Elbette, hekim ve diğer sağlık personelinin gönüllü üyelik esasına dayalı meslek kuruluşları oluşturmaları savunulmalı ve tercih edilmeli. Ancak bu dahi günümüz koşullarında bir kuruluş aracılığıyla karar mekanizmalarına etki etmenin sorunlarını tümüyle gideremez. Bu nedenle, daha demokratik ve çoğulcu yapıda olan meslek kuruluşları olsa bile hekim ve diğer sağlık personelinin Sağlık Bakanlığı ile ilişkilerde gündelik süreçlerde yer alabilecek şekilde bireysel katılım olanaklarına sahip olması temel konudur. Bu katılım, makro sağlık politikaları yerine parti siyasetleri çerçevesinde yahut dar grup siyasetleri çerçevesinde geliştirilen sağlık politikalarının egemen olmasının önüne geçecek en temel güvencedir.

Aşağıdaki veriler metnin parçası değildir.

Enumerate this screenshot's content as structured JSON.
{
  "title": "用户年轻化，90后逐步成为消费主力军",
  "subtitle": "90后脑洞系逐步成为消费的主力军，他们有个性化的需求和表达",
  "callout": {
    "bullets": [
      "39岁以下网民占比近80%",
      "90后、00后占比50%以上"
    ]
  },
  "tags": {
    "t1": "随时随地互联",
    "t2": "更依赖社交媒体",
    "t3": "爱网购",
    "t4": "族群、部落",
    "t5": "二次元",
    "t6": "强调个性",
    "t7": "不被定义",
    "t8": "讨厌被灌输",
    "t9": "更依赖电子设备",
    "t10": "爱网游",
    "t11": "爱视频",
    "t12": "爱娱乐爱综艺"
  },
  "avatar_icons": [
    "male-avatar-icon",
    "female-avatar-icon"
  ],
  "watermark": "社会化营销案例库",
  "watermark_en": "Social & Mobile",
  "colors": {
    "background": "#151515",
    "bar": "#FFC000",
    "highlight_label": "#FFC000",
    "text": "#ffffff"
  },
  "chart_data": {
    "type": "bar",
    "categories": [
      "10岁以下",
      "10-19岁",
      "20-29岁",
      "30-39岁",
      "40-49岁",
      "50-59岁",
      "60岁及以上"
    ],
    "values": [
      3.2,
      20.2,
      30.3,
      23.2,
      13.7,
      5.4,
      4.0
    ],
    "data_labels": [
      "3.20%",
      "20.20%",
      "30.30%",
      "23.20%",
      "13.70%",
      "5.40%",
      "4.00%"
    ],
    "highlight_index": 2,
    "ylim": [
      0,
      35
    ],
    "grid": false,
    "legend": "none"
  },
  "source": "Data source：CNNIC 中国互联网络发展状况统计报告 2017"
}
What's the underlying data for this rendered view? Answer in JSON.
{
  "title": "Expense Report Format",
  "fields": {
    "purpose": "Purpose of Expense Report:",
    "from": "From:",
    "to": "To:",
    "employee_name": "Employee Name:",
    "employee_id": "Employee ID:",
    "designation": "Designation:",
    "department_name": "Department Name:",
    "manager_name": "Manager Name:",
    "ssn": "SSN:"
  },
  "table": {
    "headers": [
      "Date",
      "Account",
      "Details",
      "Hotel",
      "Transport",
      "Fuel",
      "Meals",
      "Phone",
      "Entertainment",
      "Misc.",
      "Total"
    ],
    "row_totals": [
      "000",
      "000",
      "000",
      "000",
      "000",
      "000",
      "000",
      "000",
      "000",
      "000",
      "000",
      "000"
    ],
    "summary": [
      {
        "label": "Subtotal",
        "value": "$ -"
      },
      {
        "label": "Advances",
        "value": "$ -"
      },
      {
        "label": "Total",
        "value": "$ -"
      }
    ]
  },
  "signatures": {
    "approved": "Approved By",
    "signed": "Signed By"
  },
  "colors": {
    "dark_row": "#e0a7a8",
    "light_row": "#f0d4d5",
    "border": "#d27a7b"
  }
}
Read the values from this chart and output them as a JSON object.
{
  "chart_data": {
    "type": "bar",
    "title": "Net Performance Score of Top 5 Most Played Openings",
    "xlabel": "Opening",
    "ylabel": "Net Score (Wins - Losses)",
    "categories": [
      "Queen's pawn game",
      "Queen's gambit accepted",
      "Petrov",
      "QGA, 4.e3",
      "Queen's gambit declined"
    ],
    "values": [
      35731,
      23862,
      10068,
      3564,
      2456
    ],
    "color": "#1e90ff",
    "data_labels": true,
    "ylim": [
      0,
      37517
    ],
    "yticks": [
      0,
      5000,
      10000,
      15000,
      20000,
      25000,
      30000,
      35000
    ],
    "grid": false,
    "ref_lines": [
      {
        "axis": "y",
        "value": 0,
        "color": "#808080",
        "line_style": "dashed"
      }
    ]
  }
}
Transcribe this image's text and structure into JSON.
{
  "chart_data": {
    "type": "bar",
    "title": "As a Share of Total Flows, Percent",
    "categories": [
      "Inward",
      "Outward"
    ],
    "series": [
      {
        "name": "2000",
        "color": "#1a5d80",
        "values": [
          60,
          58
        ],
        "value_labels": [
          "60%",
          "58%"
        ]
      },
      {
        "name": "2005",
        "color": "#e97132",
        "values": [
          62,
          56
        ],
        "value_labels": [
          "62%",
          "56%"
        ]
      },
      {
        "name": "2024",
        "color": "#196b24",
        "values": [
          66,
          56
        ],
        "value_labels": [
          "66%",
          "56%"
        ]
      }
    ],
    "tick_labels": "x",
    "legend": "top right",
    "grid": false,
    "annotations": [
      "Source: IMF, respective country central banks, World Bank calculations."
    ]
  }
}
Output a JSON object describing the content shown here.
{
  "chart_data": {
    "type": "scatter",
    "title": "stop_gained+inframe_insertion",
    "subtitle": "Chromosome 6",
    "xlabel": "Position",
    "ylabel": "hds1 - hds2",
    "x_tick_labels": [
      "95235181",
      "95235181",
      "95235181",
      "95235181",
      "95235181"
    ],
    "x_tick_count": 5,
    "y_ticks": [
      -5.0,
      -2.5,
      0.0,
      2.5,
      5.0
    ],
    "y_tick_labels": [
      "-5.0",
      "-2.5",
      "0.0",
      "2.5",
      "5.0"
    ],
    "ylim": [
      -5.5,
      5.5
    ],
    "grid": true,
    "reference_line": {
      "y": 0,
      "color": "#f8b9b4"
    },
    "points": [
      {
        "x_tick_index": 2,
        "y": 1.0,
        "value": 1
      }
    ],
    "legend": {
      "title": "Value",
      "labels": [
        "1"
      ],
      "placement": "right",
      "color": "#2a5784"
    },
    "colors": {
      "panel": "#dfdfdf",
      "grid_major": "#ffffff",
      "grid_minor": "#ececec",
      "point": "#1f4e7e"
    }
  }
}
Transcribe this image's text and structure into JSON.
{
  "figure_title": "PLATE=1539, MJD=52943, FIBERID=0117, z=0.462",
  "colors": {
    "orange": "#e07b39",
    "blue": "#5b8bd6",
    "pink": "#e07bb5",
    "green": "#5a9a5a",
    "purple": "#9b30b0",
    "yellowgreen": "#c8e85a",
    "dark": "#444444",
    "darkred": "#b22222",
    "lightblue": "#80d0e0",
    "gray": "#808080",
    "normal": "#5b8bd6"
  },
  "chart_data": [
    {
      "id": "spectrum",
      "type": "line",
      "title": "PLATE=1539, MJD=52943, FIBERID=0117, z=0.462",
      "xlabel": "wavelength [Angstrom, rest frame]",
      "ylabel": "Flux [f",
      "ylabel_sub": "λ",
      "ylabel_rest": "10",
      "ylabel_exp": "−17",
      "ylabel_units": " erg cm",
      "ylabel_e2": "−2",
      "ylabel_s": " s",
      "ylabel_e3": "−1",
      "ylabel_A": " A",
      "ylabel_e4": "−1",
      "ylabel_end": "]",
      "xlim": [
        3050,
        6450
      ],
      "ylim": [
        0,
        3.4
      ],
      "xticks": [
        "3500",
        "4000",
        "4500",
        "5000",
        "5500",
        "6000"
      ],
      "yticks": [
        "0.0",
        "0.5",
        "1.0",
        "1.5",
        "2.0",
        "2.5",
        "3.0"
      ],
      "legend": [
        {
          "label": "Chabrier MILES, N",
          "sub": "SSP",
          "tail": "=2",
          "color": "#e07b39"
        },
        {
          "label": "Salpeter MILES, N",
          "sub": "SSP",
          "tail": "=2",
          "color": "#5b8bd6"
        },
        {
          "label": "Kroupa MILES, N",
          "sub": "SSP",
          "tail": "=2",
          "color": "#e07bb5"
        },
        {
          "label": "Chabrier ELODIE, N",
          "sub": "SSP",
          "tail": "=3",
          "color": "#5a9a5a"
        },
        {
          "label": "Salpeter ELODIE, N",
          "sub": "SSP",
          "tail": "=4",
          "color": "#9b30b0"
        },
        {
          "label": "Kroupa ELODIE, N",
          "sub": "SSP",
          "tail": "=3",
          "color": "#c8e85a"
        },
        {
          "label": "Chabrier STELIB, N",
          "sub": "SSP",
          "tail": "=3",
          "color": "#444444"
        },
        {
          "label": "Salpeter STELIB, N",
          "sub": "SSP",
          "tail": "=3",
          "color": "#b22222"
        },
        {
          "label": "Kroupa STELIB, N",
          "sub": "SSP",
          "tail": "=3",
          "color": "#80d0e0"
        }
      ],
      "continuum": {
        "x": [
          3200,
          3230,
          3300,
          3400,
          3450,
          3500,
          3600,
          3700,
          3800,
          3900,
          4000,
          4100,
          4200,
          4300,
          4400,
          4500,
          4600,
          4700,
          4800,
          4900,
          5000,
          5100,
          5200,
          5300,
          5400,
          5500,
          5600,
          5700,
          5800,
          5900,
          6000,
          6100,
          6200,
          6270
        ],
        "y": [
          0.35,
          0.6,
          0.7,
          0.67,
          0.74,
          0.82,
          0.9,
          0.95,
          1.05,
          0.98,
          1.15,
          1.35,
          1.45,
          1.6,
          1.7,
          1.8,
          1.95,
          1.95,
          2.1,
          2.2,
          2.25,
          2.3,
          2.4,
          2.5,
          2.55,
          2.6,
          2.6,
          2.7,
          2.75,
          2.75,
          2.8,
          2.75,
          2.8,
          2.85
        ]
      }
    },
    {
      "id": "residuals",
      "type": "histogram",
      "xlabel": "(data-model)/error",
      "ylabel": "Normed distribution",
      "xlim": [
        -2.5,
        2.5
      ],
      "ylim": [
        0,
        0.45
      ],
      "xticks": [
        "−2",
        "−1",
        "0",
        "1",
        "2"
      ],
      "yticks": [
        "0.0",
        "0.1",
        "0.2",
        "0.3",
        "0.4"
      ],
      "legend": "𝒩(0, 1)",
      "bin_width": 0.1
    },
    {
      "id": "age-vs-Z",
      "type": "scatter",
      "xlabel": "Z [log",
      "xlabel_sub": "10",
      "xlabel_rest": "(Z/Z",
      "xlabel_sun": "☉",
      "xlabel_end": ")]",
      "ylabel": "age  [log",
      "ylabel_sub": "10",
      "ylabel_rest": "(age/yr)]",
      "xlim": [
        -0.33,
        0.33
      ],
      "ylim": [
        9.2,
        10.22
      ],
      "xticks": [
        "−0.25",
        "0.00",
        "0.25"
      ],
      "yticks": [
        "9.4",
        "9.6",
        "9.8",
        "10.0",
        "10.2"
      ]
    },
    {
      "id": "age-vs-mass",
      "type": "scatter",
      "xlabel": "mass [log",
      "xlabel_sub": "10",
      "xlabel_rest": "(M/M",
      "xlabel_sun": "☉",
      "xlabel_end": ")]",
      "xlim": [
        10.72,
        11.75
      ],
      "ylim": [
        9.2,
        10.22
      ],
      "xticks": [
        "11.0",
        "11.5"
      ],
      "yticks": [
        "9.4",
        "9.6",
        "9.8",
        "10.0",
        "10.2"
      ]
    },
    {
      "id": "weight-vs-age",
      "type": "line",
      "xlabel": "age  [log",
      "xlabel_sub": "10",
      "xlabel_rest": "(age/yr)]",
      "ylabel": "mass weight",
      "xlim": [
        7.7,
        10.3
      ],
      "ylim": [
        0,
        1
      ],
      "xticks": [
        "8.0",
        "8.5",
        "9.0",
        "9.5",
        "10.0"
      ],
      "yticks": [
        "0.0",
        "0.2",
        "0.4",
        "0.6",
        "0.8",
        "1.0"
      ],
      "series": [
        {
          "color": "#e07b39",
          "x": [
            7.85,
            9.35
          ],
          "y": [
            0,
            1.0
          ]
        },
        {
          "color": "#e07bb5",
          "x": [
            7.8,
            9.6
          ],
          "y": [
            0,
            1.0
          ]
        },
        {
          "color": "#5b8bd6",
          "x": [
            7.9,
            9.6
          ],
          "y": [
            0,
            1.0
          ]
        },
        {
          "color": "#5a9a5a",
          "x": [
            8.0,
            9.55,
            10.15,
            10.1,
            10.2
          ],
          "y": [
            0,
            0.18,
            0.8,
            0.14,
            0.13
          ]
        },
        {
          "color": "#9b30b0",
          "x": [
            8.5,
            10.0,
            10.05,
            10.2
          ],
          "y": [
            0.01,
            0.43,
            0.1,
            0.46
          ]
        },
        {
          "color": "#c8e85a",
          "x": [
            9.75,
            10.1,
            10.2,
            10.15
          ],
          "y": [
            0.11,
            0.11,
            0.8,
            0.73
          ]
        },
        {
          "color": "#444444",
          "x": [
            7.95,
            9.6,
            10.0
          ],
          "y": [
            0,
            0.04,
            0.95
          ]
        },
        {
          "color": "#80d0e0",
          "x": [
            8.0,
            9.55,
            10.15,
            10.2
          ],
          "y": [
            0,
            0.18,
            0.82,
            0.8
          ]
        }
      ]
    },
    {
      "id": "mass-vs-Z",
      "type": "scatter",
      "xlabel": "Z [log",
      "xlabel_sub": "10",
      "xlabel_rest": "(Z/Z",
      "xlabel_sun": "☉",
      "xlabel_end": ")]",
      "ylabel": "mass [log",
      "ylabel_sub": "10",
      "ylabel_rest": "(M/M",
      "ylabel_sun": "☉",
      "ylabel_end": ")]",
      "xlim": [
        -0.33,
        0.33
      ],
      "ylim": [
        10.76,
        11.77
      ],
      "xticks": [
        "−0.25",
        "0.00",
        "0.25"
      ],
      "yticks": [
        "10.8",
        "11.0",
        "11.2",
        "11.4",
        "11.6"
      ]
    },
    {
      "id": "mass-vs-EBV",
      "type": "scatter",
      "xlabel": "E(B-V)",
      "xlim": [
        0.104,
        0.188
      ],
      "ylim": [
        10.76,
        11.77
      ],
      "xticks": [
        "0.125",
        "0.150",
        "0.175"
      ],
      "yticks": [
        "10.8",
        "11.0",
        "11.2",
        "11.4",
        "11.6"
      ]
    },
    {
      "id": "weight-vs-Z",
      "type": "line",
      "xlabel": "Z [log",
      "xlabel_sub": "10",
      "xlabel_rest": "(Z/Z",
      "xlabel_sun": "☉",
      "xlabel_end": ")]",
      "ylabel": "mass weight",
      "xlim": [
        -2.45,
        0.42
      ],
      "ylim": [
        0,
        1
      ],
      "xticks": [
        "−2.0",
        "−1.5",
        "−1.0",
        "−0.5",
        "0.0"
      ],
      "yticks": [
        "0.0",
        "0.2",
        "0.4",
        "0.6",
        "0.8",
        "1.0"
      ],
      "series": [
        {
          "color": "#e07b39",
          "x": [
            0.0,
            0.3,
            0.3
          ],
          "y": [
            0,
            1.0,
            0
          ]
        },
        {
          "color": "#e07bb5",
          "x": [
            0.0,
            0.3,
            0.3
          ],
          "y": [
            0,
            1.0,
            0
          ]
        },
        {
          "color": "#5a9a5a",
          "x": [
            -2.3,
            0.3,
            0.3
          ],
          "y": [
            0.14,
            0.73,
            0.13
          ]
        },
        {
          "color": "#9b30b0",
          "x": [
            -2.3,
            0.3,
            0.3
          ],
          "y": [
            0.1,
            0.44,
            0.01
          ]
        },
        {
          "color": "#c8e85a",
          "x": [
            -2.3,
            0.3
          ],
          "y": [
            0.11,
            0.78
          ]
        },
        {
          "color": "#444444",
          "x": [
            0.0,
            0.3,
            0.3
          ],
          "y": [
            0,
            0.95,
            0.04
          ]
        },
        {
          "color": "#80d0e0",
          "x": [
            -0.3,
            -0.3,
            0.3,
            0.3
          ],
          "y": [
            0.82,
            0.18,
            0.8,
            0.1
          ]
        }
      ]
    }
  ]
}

Konuya ilişkin ayrıntılandırılması gereken çok fazla boyut var. Bizim burada ortaya koyduğumuz tez tartışma için bir tür başlangıç noktasıdır. Becerebildiğimiz kadarıyla bundan sonra konunun daha somut yanlarını ve detaylarını belli bir sistematik içinde ele almaya devam edeceğiz.